Scams are now sizeable enough to play a key role in the profitability of a banks annual revenues.
#3 Reason – Because Requiring Refunds To Scam Victims is A Growing Trend
Governments across the world are taking more active measures to insure that victims of scams are treated fairly by banks. And nowhere is that more evident than in the UK.
In May of 2019, a coalition of 19 consumer brands covering over 85% of bank transfers voluntarily signed up to reimburse customers when they were victims of advanced push payment fraud.
Banks that are part of the scheme include Barclays; HSBC including First Direct and M&S Bank; Lloyds Banking Group including Halifax, Bank of Scotland and Intelligent Finance; Metro Bank; NatWest, including RBS and Ulster Bank; Nationwide; Santander; Starling and The Co-operative Bank.

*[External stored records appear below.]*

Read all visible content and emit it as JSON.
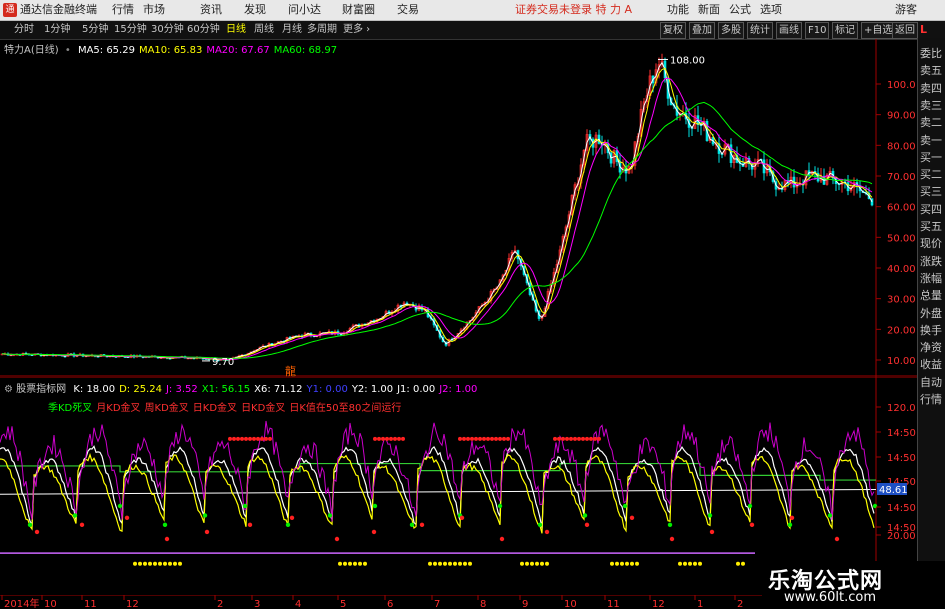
{
  "titlebar": {
    "app_name": "通达信金融终端",
    "menus": [
      "行情",
      "市场",
      "资讯",
      "发现",
      "问小达",
      "财富圈",
      "交易"
    ],
    "login_note": "证券交易未登录 特 力 A",
    "tools": [
      "功能",
      "新面",
      "公式",
      "选项"
    ],
    "guest": "游客"
  },
  "toolbar": {
    "periods": [
      "分时",
      "1分钟",
      "5分钟",
      "15分钟",
      "30分钟",
      "60分钟",
      "日线",
      "周线",
      "月线",
      "多周期",
      "更多"
    ],
    "active_period": "日线",
    "right_tools": [
      "复权",
      "叠加",
      "多股",
      "统计",
      "画线",
      "F10",
      "标记",
      "+自选",
      "返回"
    ]
  },
  "price_panel": {
    "stock": "特力A(日线)",
    "ma": [
      {
        "label": "MA5: 65.29",
        "color": "#ffffff"
      },
      {
        "label": "MA10: 65.83",
        "color": "#ffff00"
      },
      {
        "label": "MA20: 67.67",
        "color": "#ff00ff"
      },
      {
        "label": "MA60: 68.97",
        "color": "#00ff00"
      }
    ],
    "y_ticks": [
      "100.0",
      "90.00",
      "80.00",
      "70.00",
      "60.00",
      "50.00",
      "40.00",
      "30.00",
      "20.00",
      "10.00"
    ],
    "high_label": "108.00",
    "low_label": "9.70",
    "marker": "龍"
  },
  "indicator_panel": {
    "name": "股票指标网",
    "values": [
      {
        "label": "K: 18.00",
        "color": "#ffffff"
      },
      {
        "label": "D: 25.24",
        "color": "#ffff00"
      },
      {
        "label": "J: 3.52",
        "color": "#ff00ff"
      },
      {
        "label": "X1: 56.15",
        "color": "#00ff00"
      },
      {
        "label": "X6: 71.12",
        "color": "#ffffff"
      },
      {
        "label": "Y1: 0.00",
        "color": "#4040ff"
      },
      {
        "label": "Y2: 1.00",
        "color": "#ffffff"
      },
      {
        "label": "J1: 0.00",
        "color": "#ffffff"
      },
      {
        "label": "J2: 1.00",
        "color": "#ff00ff"
      }
    ],
    "legend": [
      {
        "label": "季KD死叉",
        "color": "#00ff00"
      },
      {
        "label": "月KD金叉",
        "color": "#ff3030"
      },
      {
        "label": "周KD金叉",
        "color": "#ff3030"
      },
      {
        "label": "日KD金叉",
        "color": "#ff3030"
      },
      {
        "label": "日KD金叉",
        "color": "#ff3030"
      },
      {
        "label": "日K值在50至80之间运行",
        "color": "#ff3030"
      }
    ],
    "y_ticks": [
      "120.0",
      "14:50",
      "14:50",
      "14:50",
      "48.61",
      "14:50",
      "14:50",
      "20.00"
    ]
  },
  "date_axis": {
    "labels": [
      "2014年",
      "10",
      "11",
      "12",
      "2",
      "3",
      "4",
      "5",
      "6",
      "7",
      "8",
      "9",
      "10",
      "11",
      "12",
      "1",
      "2"
    ]
  },
  "sidebar": {
    "top": "L",
    "items": [
      "委比",
      "卖五",
      "卖四",
      "卖三",
      "卖二",
      "卖一",
      "买一",
      "买二",
      "买三",
      "买四",
      "买五",
      "现价",
      "涨跌",
      "涨幅",
      "总量",
      "外盘",
      "换手",
      "净资",
      "收益",
      "自动",
      "行情"
    ]
  },
  "watermark": {
    "title": "乐淘公式网",
    "url": "www.60lt.com"
  },
  "colors": {
    "up": "#ff3030",
    "down": "#00e5e5",
    "ma5": "#ffffff",
    "ma10": "#ffff00",
    "ma20": "#ff00ff",
    "ma60": "#00ff00",
    "axis": "#a00000"
  }
}
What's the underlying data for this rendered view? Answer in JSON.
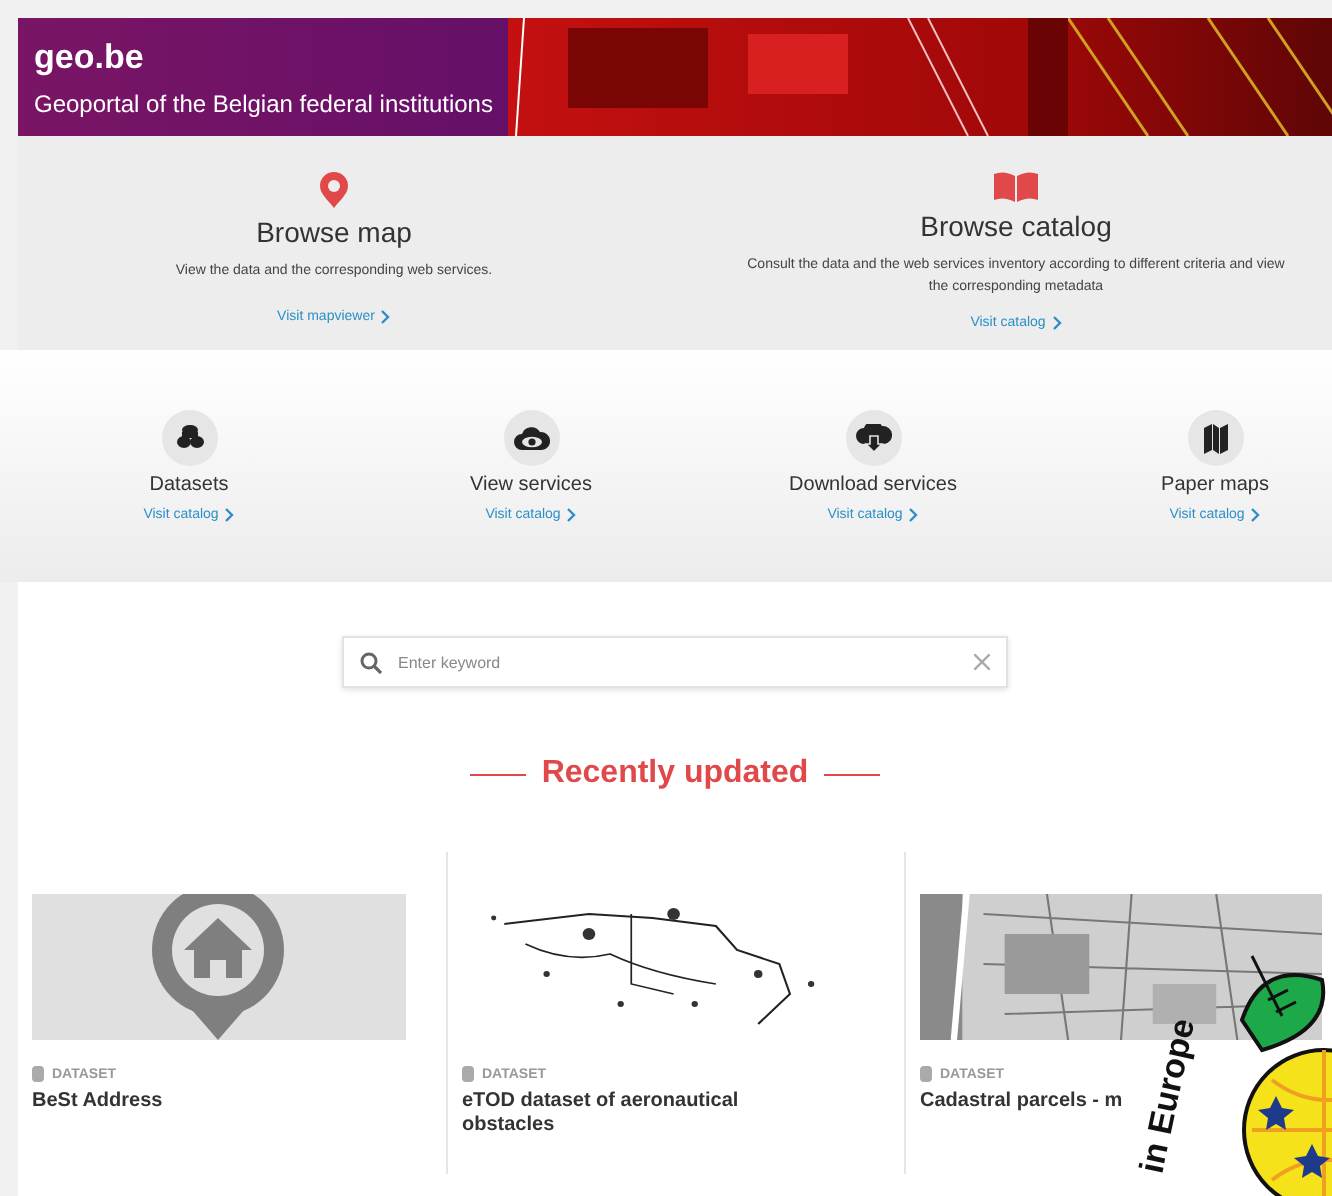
{
  "header": {
    "title": "geo.be",
    "subtitle": "Geoportal of the Belgian federal institutions"
  },
  "browse": [
    {
      "kind": "map",
      "title": "Browse map",
      "description": "View the data and the corresponding web services.",
      "link": "Visit mapviewer"
    },
    {
      "kind": "catalog",
      "title": "Browse catalog",
      "description": "Consult the data and the web services inventory according to different criteria and view the corresponding metadata",
      "link": "Visit catalog"
    }
  ],
  "services": [
    {
      "kind": "datasets",
      "title": "Datasets",
      "link": "Visit catalog"
    },
    {
      "kind": "view",
      "title": "View services",
      "link": "Visit catalog"
    },
    {
      "kind": "download",
      "title": "Download services",
      "link": "Visit catalog"
    },
    {
      "kind": "paper",
      "title": "Paper maps",
      "link": "Visit catalog"
    }
  ],
  "search": {
    "placeholder": "Enter keyword"
  },
  "recent": {
    "heading": "Recently updated",
    "cards": [
      {
        "kind": "placeholder",
        "type": "DATASET",
        "title": "BeSt Address"
      },
      {
        "kind": "scatter",
        "type": "DATASET",
        "title": "eTOD dataset of aeronautical obstacles"
      },
      {
        "kind": "streets",
        "type": "DATASET",
        "title": "Cadastral parcels - m"
      }
    ]
  },
  "badge": {
    "text": "in Europe"
  }
}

As of this year, these banks have collectively reimbursed £147 million to their customers. And brands like Lloyds have reimbursed 99% of their scam victims claims according to the bank.
#4 – Since COVID, Scammers Have Infiltrated Banks Portfolios As Never Before
During the pandemic, banks saw a meteoric rise in non traditional fraud types and scam attempts were at the top of the list. Social Catfish analyzed scam attempts against consumers and identified a 3,000% increase in those attempts.
As scams have risen, the proceeds from those scams are often making their way into consumers bank accounts either because they are the perpetrators of the scam themselves, or they have been recruited by fraudsters to move the illicit proceeds through the banking system.
#5 – There is Proof That Preventing Scams Results in Lower Attrition Rates
“Preventing scams and helping customers that have been victimized by them fortify your brand” says Maryann Miller, “And you’re going to build a loyal customer for life, so you have to think long-term when it comes to scams. They payback is there for banks that do the right thing.”
Customers that are unhappy churn, and about 11% of banks customers do just that every year. And when they do, banks can expect to pay about $500 to replace that customer. And customers that have their bank accounts depleted by scammers are about as unhappy with their bank as it can get.
Preventing scams and refunding money to victims of BEC or phishing attacks has some positive long-term implications that may not immediately show up on the bottom line. And most of those savings will show up in reduced attrition rates. Banks that have measured attrition rates have found that refunding customers results in lower attrition rates in those populations.
Preventing scams and helping customers recover their money pays.
Build Your Scam Response Now
According to Ian, there is another reason to stop scams – they are funding serious criminal enterprises. Everytime you protect a victim, you are not only protecting your company but the whole society. Do the right thing. Fight fraud and fight scams. The time for collaboration is now!